Abraham George once left India in order to seek opportunities that would allow his family greater comfort in the future, but now the students of Shanti Bhavan need travel no farther than along the ever-shortening Hosur Road to provide for their families. Their career trajectory – like Hosur road – is, however, full of pot holes, and teachers forewarn students to expect difficulties after graduation. Many have already dealt with unsupportive families, sexual abuse, and paralyzing traditional norms. One sixth-grade girl, Chaithra, explains, "Most of the parents in our village, though they know we're educated and though we tell them things are bad, they think it is okay because it's part of their culture."

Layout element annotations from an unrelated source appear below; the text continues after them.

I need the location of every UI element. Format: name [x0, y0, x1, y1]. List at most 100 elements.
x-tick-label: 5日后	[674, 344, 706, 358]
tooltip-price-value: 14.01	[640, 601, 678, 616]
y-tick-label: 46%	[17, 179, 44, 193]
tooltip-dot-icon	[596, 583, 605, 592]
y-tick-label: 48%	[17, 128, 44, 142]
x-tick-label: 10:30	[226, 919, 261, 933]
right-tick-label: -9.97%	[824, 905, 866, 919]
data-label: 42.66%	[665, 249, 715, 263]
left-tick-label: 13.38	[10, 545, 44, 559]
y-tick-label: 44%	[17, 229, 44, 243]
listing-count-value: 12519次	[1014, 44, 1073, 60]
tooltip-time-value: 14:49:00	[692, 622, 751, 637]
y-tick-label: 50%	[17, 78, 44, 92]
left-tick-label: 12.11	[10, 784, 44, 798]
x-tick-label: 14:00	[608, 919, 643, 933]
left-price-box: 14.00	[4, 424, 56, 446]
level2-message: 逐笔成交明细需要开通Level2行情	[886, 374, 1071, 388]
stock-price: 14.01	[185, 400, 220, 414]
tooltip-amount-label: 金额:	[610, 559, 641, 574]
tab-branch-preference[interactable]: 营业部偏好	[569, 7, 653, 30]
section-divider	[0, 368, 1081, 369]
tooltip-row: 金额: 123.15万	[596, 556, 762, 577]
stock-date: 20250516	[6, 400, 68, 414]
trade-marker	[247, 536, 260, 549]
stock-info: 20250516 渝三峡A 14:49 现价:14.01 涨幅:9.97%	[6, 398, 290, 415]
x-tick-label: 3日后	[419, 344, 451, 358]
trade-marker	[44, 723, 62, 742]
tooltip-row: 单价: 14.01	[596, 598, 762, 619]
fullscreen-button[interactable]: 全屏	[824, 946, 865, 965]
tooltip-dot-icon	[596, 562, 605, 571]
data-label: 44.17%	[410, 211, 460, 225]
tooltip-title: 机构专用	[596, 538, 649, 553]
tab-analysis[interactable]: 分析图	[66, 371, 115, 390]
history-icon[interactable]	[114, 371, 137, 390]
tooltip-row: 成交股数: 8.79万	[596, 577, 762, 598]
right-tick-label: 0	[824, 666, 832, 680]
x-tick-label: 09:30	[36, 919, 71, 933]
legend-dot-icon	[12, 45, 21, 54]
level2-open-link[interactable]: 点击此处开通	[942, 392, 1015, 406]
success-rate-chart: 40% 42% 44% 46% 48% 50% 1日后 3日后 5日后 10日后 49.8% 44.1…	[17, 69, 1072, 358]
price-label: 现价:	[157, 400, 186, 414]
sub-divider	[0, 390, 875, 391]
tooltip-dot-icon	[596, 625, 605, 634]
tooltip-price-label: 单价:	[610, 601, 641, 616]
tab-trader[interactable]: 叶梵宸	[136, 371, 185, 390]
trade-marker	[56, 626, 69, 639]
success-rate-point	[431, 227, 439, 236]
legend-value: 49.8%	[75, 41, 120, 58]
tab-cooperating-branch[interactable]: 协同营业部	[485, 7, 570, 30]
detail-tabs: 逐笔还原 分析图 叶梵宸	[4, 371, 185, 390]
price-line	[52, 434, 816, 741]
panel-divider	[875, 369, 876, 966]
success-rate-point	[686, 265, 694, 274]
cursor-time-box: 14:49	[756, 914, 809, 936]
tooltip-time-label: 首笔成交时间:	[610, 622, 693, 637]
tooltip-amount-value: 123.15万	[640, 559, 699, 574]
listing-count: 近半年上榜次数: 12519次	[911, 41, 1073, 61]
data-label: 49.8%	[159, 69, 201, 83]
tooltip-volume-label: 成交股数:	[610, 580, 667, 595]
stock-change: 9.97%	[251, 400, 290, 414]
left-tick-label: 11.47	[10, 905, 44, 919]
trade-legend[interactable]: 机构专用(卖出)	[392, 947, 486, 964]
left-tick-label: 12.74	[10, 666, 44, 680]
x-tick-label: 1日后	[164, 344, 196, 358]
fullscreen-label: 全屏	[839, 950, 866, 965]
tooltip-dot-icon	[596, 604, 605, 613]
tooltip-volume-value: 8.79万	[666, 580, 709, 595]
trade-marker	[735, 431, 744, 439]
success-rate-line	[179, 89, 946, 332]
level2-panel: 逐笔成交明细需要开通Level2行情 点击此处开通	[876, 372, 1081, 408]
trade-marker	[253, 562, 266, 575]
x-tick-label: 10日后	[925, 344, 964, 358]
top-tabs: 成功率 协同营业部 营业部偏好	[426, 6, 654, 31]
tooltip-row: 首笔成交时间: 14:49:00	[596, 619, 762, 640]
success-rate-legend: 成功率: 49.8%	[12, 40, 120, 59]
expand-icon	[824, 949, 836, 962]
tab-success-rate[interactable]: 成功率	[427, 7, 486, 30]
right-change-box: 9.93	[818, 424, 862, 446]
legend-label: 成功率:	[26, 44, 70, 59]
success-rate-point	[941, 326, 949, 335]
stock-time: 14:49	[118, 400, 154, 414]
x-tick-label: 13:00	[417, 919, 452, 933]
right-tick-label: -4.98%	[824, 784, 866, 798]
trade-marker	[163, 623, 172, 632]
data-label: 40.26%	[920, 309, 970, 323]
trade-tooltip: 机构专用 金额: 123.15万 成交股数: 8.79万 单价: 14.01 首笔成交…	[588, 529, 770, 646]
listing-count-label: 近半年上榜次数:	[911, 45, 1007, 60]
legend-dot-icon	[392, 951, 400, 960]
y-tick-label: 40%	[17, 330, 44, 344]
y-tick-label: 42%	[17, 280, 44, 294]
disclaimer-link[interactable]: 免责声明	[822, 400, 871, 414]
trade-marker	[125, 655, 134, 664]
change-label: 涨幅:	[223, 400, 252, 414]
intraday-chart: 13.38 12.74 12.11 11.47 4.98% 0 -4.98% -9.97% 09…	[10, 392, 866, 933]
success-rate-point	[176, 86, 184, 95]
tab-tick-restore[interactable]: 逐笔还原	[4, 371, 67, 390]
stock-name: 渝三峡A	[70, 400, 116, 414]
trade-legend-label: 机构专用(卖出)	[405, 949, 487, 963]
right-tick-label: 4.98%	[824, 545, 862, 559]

As the students do their part to improve the lives of the rural poor, they are indirectly helping urban poor by reducing the incentive for villagers to migrate to the city. The small dose of globalization injected by George into the village of Deveerapalli may have tapped a vein that extends through the entire region. The new opportunities of rural education, combined with the opportunities of Bangalore's global connection, will allow more Indians to remain in India – with their own culture, food and way of dressing – while experiencing opportunities that used to only exist overseas. If experiments like Shanti Bhavan are successfully replicated throughout India, as was George's original goal, the backwards sections of the society may one day lead the way into India's future.
Orly Friedman is a junior majoring in Urban Studies at Yale University. She worked as a volunteer teacher at Shanti Bhavan in June 2005.